Foreclosure Defense: Over-appraisal argument: Why Would They DO that?

> To:
> Subject: Just a thought…opposing arguments
> On the whole idea with an inflated appraisal and the $amount delta between real and legit, if I’m opposing counsel I argue that that the only one an inflated appraisal benefited was the seller of the property, not anyone in the chain of “conspiracy” from mortgage broker to Wall Street, in fact the inflated appraisal increased their clients risk at no benefit…..obviously this may not wash with a condo/developer in bed with broker/appraiser conspiring to sell units but may be valid argument in typical homeowner sale


Dear Rainmaker: Look a the Bill Moyers piece on the blog and you’ll see the counter arguments.

It’s true that the seller benefited if his/her timing was right. But chances are he turned around and bought some other house at an equally inflated price and THEN took the same loss everyone else did.

In any event, the intent of the Wall $treet parties involved here was to get rid of the cash that was flooding in from investors all over the world, trillions and trillions of dollars of it — far in excess of any normal demand for mortgage loans.

So they had to create a euphoric bubble with the full complicity of developers, who dutifully raised prices every couple of months to give the people who bought the misimpression their house was going up in value and the misimpression to people who were thinking of moving that they better do it fast before the prices go out of reach. In the sales pitch it was the same as the car business. They switched from the price of the asset to the cost of the payment. You can afford $300 per month, can’t you? Yes. Well that’s it, what do you care about the rest of the numbers? If things get tight, you’ll be able to refi at an even higher price and pull out even more money.

The reason for the up market was two-fold — (a) it created demand where there wouldn’t be any because we had a situation of money looking for people not people looking for houses and (2) the higher the price the faster the money could be deployed. Brown’s suit in California says that Countrywide had a quota of 80 loans per day per “mortgage specialist”. So break that day down and see how much time was spent considering the character and qualities of the loan applicant after the socializing was over. 3 minutes, if that?

No, the seller got screwed just like everyone else did, but one step removed. After he “made” all that oney in a resale, he bought a house that plummeted in value. The developer was the only one who made out, but they got ahead of themselves just like the investment bankers etc., who started sucking on thier own exhaust and holding “inventory”.

As to the no benefit argument, you miss the point. They had no risk and ONLY benefit. Wall Street makes money when it moves from one place to another. Here the money moved from investors to home sellers and homeowners (refis). The certificates on asset backed securities (mortgage backed securities) sold to the investors had a premium so great that they could pay premiums all the way down the chain and pay bonuses and kickbacks that were undisclosed.

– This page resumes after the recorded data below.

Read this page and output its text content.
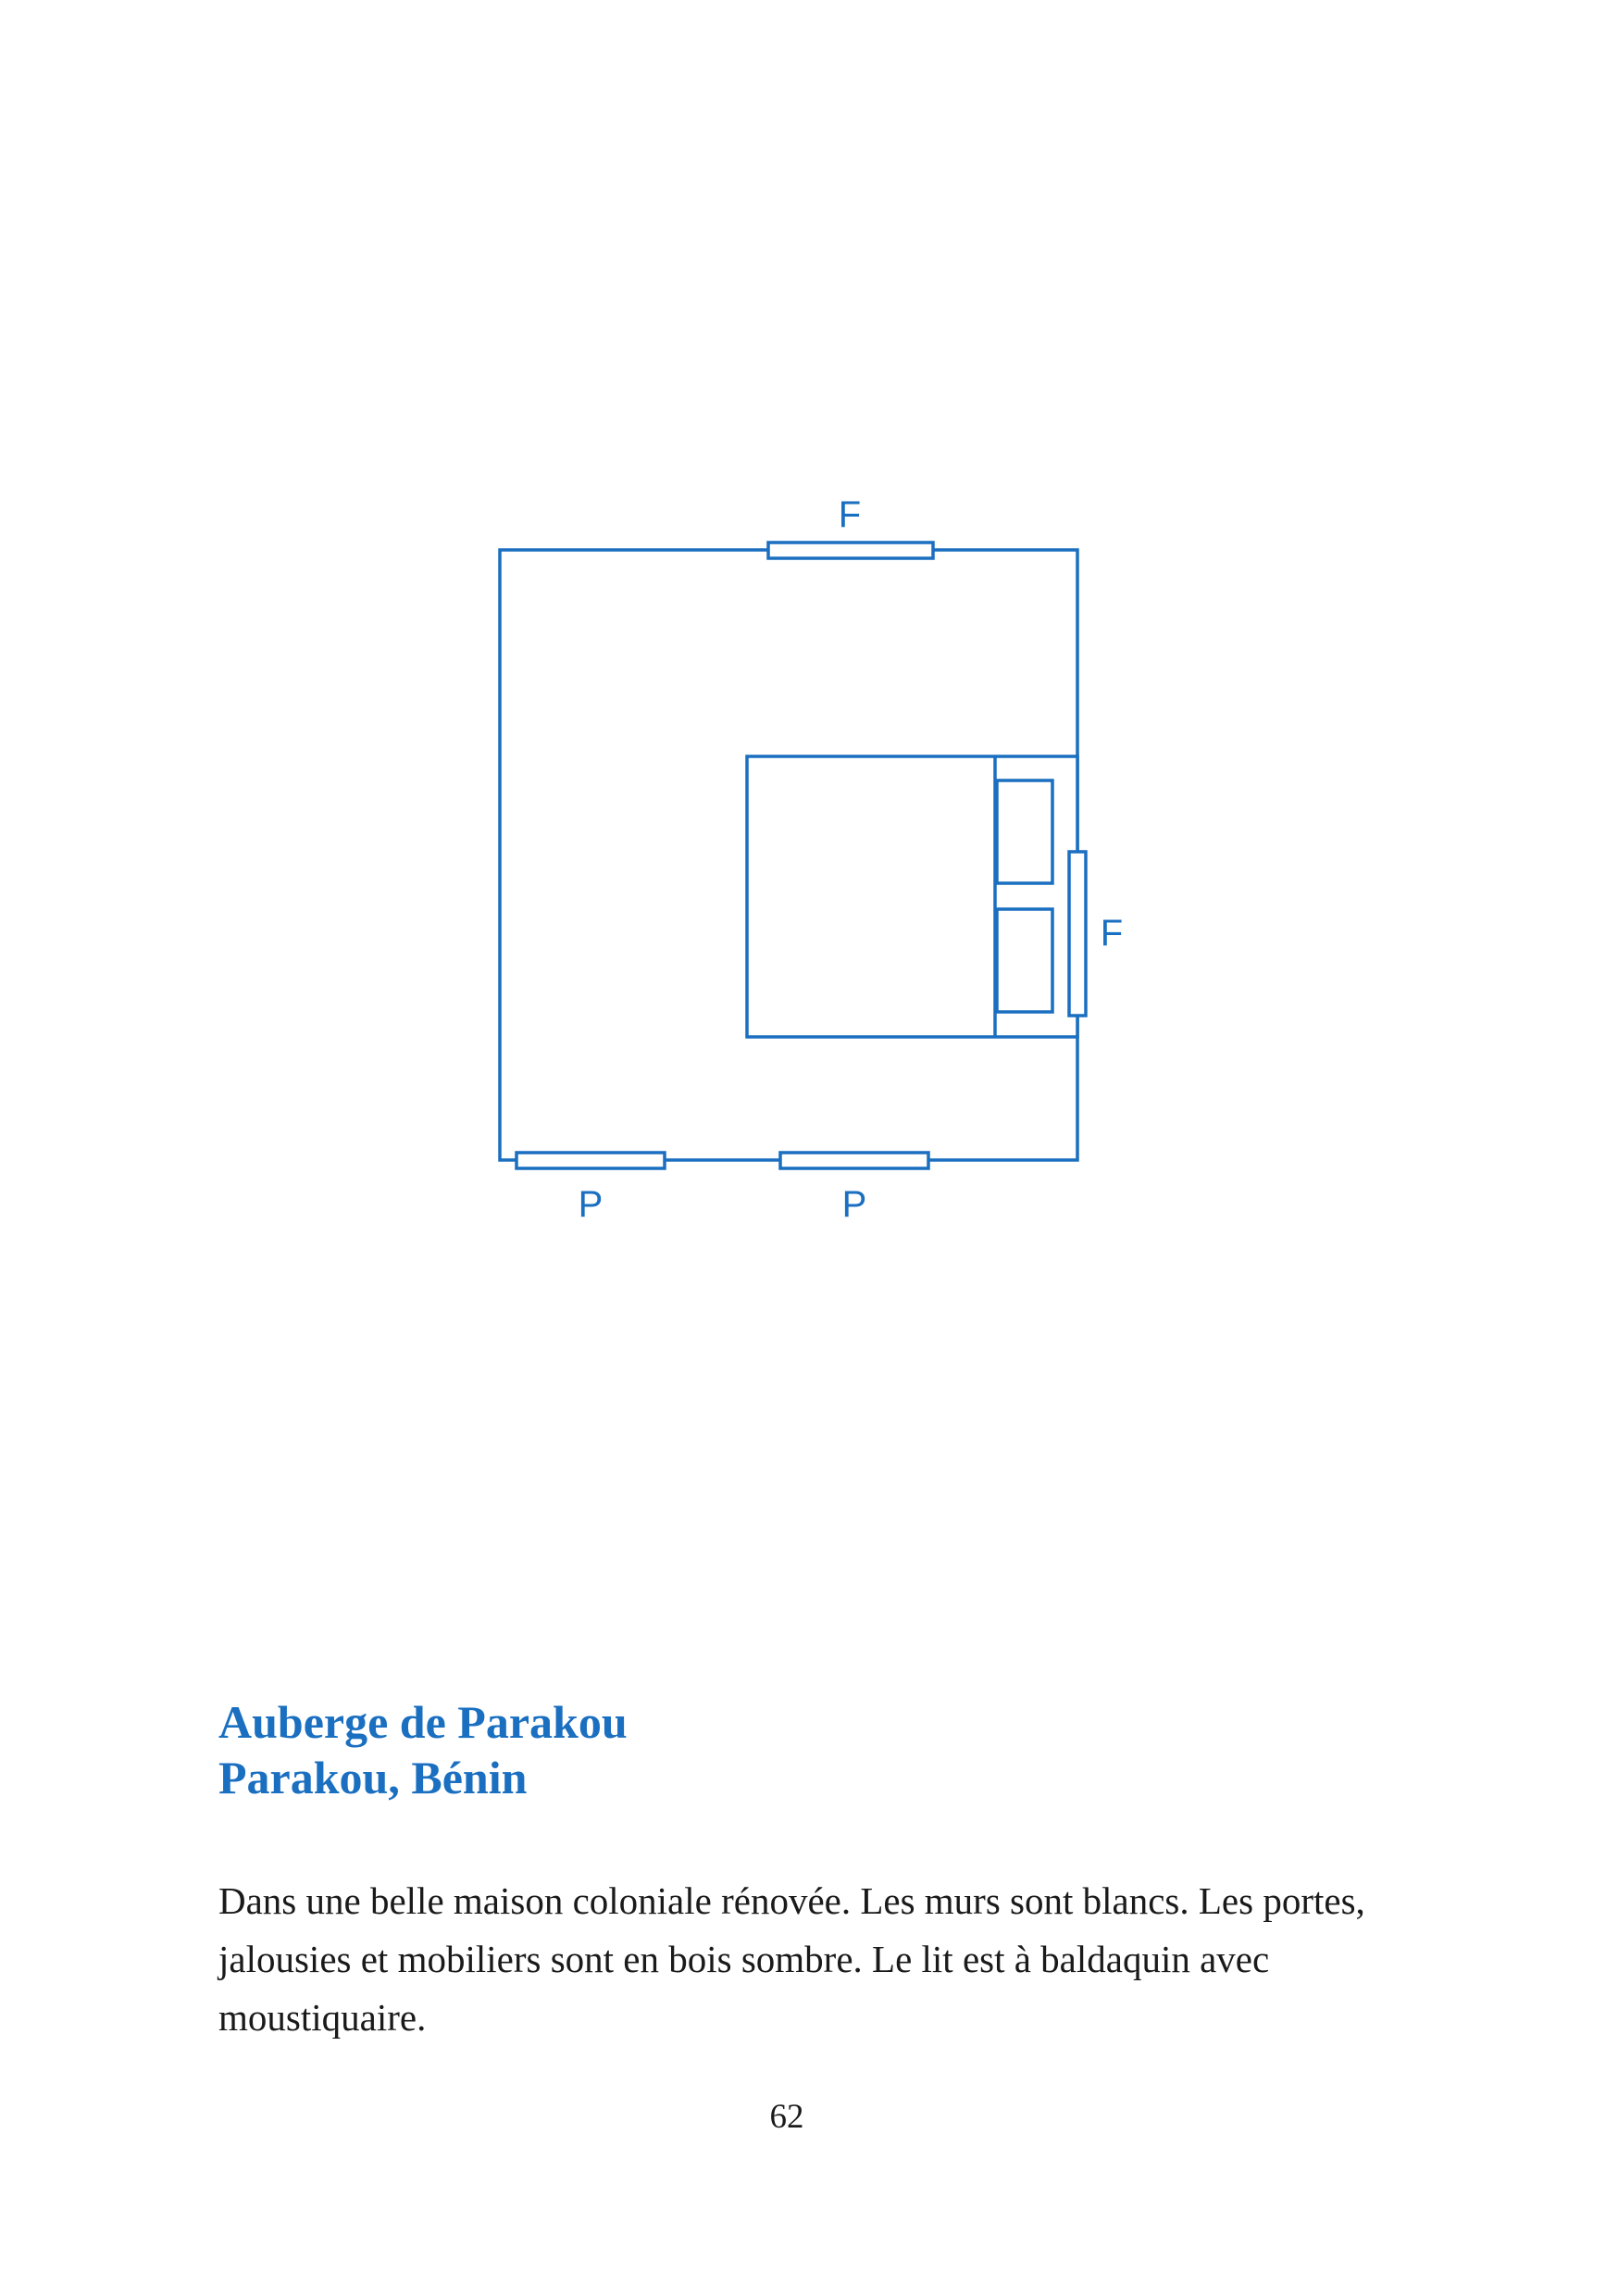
F
F
P	P
Auberge de Parakou
Parakou, Bénin

Dans une belle maison coloniale rénovée. Les murs sont blancs. Les portes, jalousies et mobiliers sont en bois sombre. Le lit est à baldaquin avec moustiquaire.

62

When the deals tanked who really bites the bullet? The source of funding (investors) and the people who did it to them when the investors start making their claims. Over appraisal was absolutely required because the fundamentals were not there. So appraisers used the developer hatched pricing scheme to justify unjustifiable appraisals. Even an amateur would examine things pretty closely if the same house was selling for $250,000 last year and now has a purchase price of $375,000. Any lay person if they were asked to fund that mortgage would say, wait a minute, how stable is that price?

In the end it was the same thing on both ends of the transaction. They lied to the investors with false desciptions of the underlying “assets” and false descriptions of the actual investment, and false pricing supported by false “independent” ratings and false insurance. They lied to the borowers with false description of the underlying assets to the mortgage, and false descriptions of the actual investment and loan documents, and false pricing supported by false “independent” appraisals and false assurances of future prices.